Only the vel_ee actually predicts velocities. None of the configs predicts acceleration or steering rate.

So are these configs just out of date? What is your current best config?

BorisIvanovic commented 2 years ago

Ahh ok, I understand your question better now. Let me amend my above answer as follows:

Does this just mean in the case of "position" prediction the generative model / LSTM will directly produce positions. And in case of velocity it will produce velocities and use an Integrator to get positions?

Almost, "in case of velocity it will produce velocities and use an Integrator to get positions" is correct. However, in the case of "position" then the generative model / LSTM will produce the controls of the associated dynamics model and the integration through those dynamics models will produce positions.

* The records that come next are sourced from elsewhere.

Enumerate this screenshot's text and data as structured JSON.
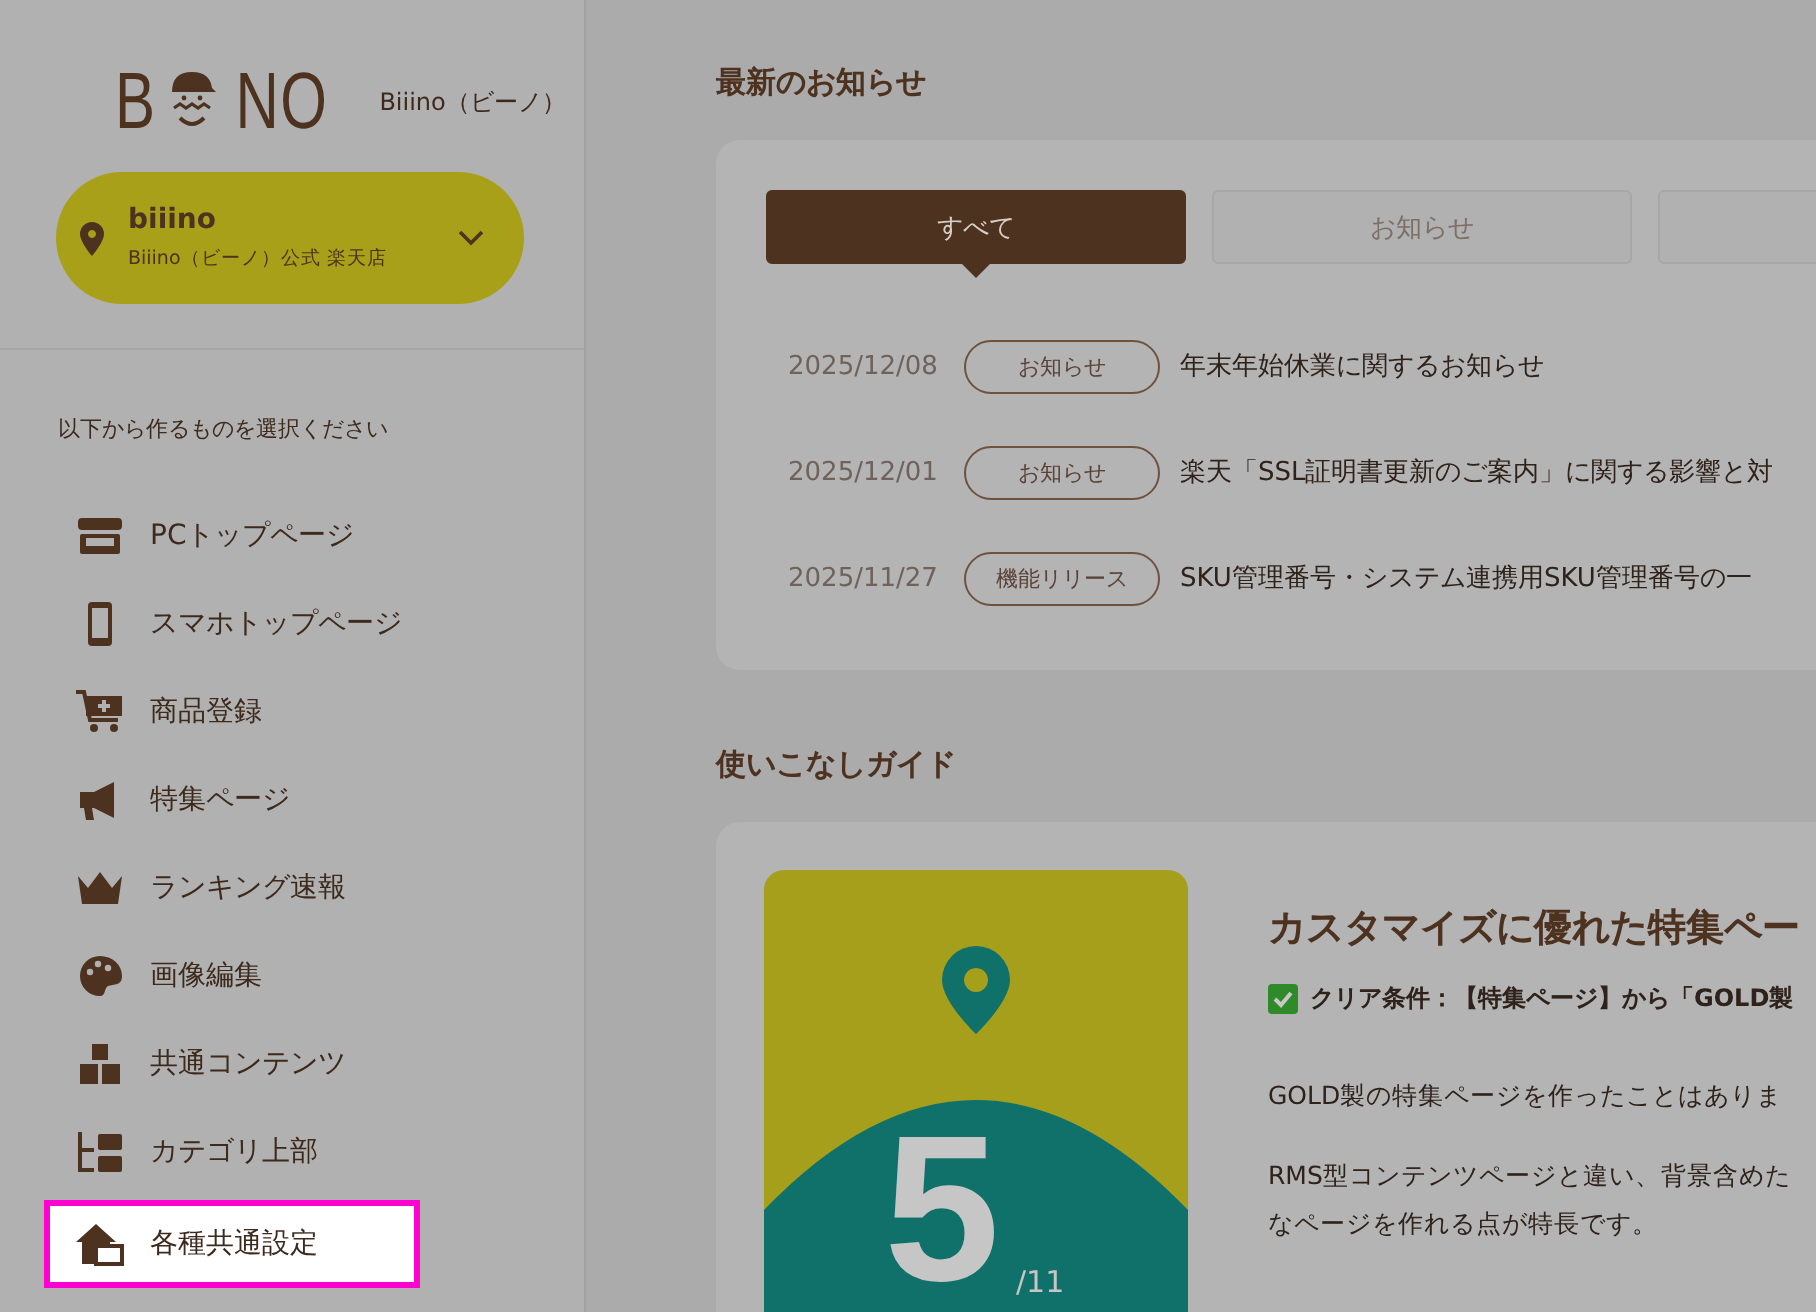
{
  "logo": {
    "left": "B",
    "right": "NO",
    "caption": "Biiino（ビーノ）"
  },
  "store": {
    "name": "biiino",
    "subtitle": "Biiino（ビーノ）公式 楽天店"
  },
  "sidebar": {
    "prompt": "以下から作るものを選択ください",
    "items": [
      {
        "label": "PCトップページ",
        "kind": "store",
        "highlighted": false
      },
      {
        "label": "スマホトップページ",
        "kind": "phone",
        "highlighted": false
      },
      {
        "label": "商品登録",
        "kind": "cart",
        "highlighted": false
      },
      {
        "label": "特集ページ",
        "kind": "megaphone",
        "highlighted": false
      },
      {
        "label": "ランキング速報",
        "kind": "crown",
        "highlighted": false
      },
      {
        "label": "画像編集",
        "kind": "palette",
        "highlighted": false
      },
      {
        "label": "共通コンテンツ",
        "kind": "boxes",
        "highlighted": false
      },
      {
        "label": "カテゴリ上部",
        "kind": "tree",
        "highlighted": false
      },
      {
        "label": "各種共通設定",
        "kind": "house",
        "highlighted": true
      }
    ]
  },
  "news": {
    "title": "最新のお知らせ",
    "tabs": [
      {
        "label": "すべて",
        "selected": true
      },
      {
        "label": "お知らせ",
        "selected": false
      },
      {
        "selected": false
      }
    ],
    "rows": [
      {
        "date": "2025/12/08",
        "tag": "お知らせ",
        "title": "年末年始休業に関するお知らせ"
      },
      {
        "date": "2025/12/01",
        "tag": "お知らせ",
        "title": "楽天「SSL証明書更新のご案内」に関する影響と対"
      },
      {
        "date": "2025/11/27",
        "tag": "機能リリース",
        "title": "SKU管理番号・システム連携用SKU管理番号の一"
      }
    ]
  },
  "guide": {
    "title": "使いこなしガイド",
    "step": "5",
    "total": "/11",
    "card_title": "カスタマイズに優れた特集ペー",
    "condition": "クリア条件：【特集ページ】から「GOLD製",
    "paragraphs": [
      [
        "GOLD製の特集ページを作ったことはありま"
      ],
      [
        "RMS型コンテンツページと違い、背景含めた",
        "なページを作れる点が特長です。"
      ]
    ]
  }
}
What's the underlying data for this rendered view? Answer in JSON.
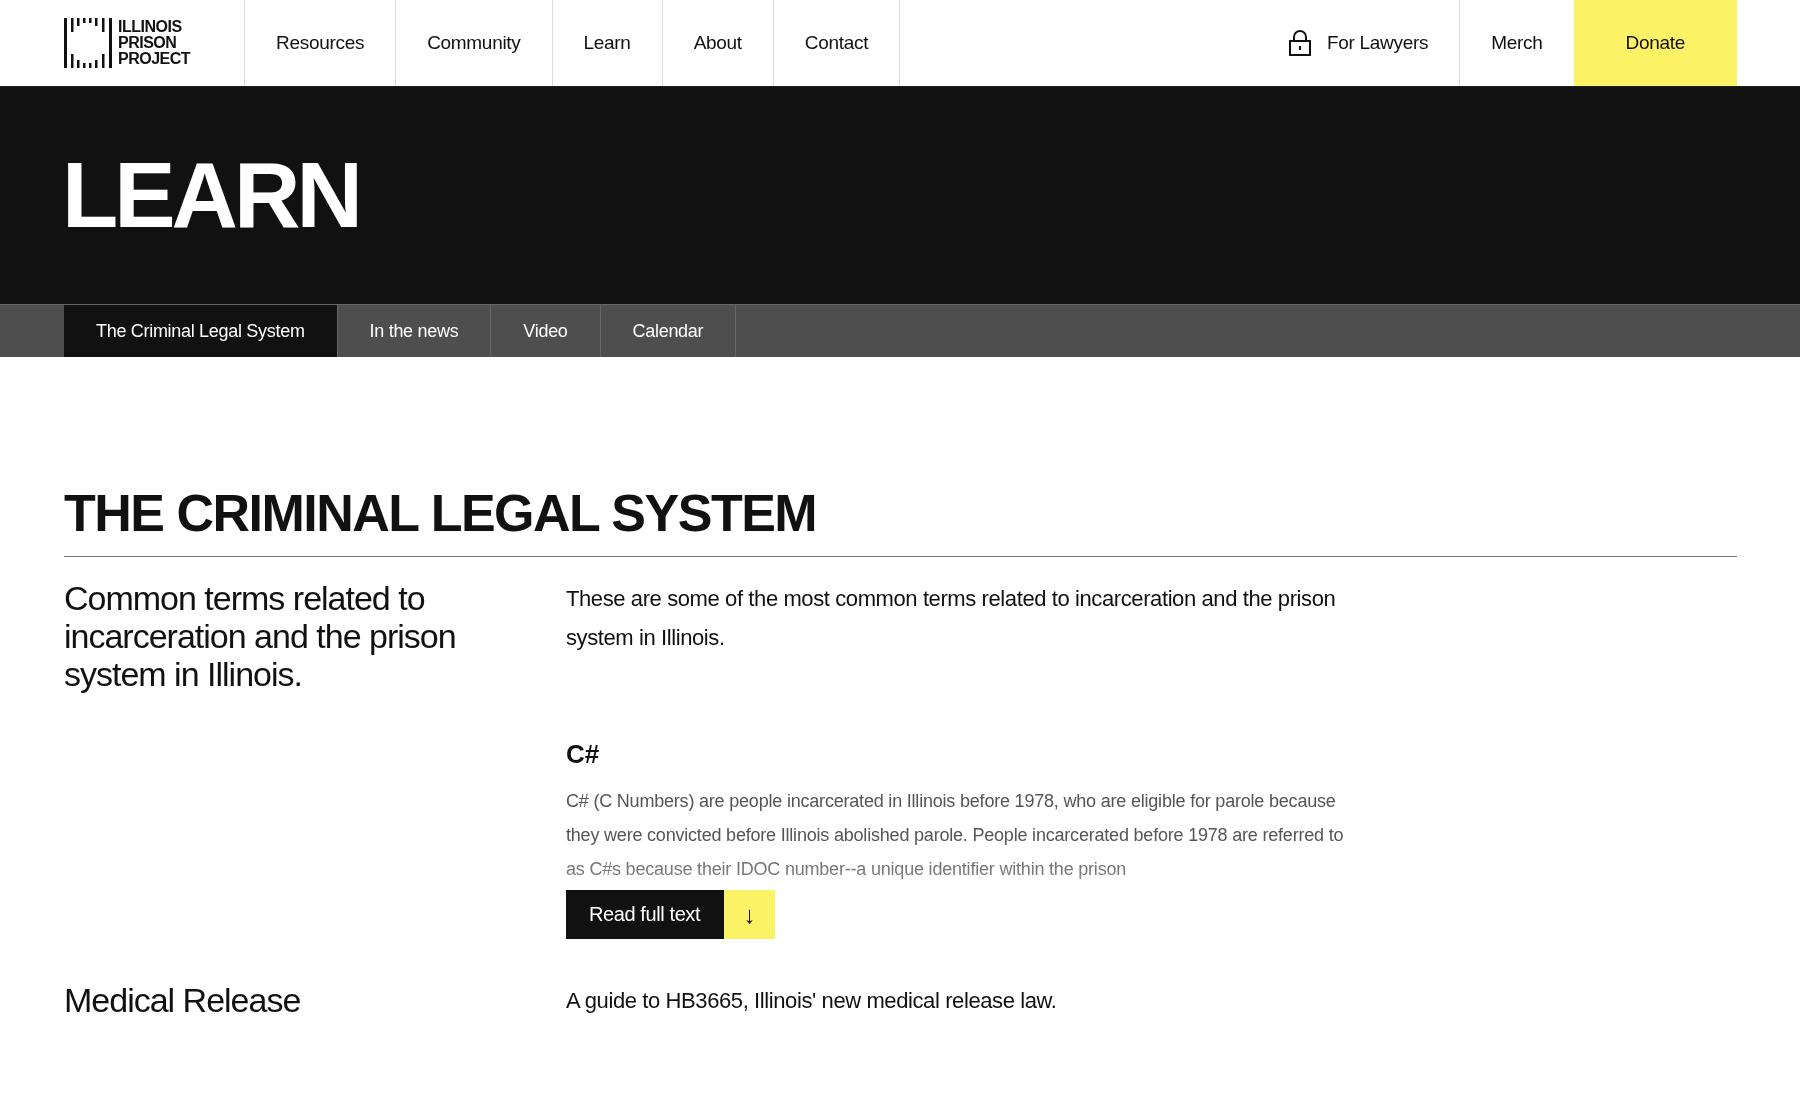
{
  "header": {
    "logo_text": "ILLINOIS PRISON PROJECT",
    "nav": [
      {
        "label": "Resources"
      },
      {
        "label": "Community"
      },
      {
        "label": "Learn"
      },
      {
        "label": "About"
      },
      {
        "label": "Contact"
      }
    ],
    "actions": [
      {
        "kind": "locked",
        "label": "For Lawyers"
      },
      {
        "kind": "link",
        "label": "Merch"
      },
      {
        "kind": "donate",
        "label": "Donate"
      }
    ]
  },
  "hero": {
    "title": "LEARN"
  },
  "tabs": [
    {
      "label": "The Criminal Legal System",
      "selected": true
    },
    {
      "label": "In the news",
      "selected": false
    },
    {
      "label": "Video",
      "selected": false
    },
    {
      "label": "Calendar",
      "selected": false
    }
  ],
  "page_title": "THE CRIMINAL LEGAL SYSTEM",
  "sections": [
    {
      "title": "Common terms related to incarceration and the prison system in Illinois.",
      "intro": "These are some of the most common terms related to incarceration and the prison system in Illinois.",
      "terms": [
        {
          "term": "C#",
          "text": "C# (C Numbers) are people incarcerated in Illinois before 1978, who are eligible for parole because they were convicted before Illinois abolished parole. People incarcerated before 1978 are referred to as C#s because their IDOC number--a unique identifier within the prison",
          "button": "Read full text",
          "button_icon": "↓"
        }
      ]
    },
    {
      "title": "Medical Release",
      "intro": "A guide to HB3665, Illinois' new medical release law."
    }
  ]
}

To expand on this: pred_state is simply the "final" quantity that is to be predicted by the model and what is compared during evaluation. This is why all of those configs have "position" as the pred_state (except for the velocity one, which is actually the baseline i.e., dynamics-agnostic predictions just assuming a single integrator for all agents).

You can see this explicitly in the config files by which dynamics class is chosen per agent type. Take the vel_ee config, all of the agents have SingleIntegrator as their dynamics name. However, in the other configs (which are agent dynamics-aware), you can see Unicycle for vehicle-like agents.

If you're getting terrible results using the position pred_state, then it would be good to trace the model output after the final decoder GRU cell (like, see how the output is integrated through the dynamics equations to see if wonky outputs are coming out, since the dynamics should be providing a very reasonable inductive bias to the model).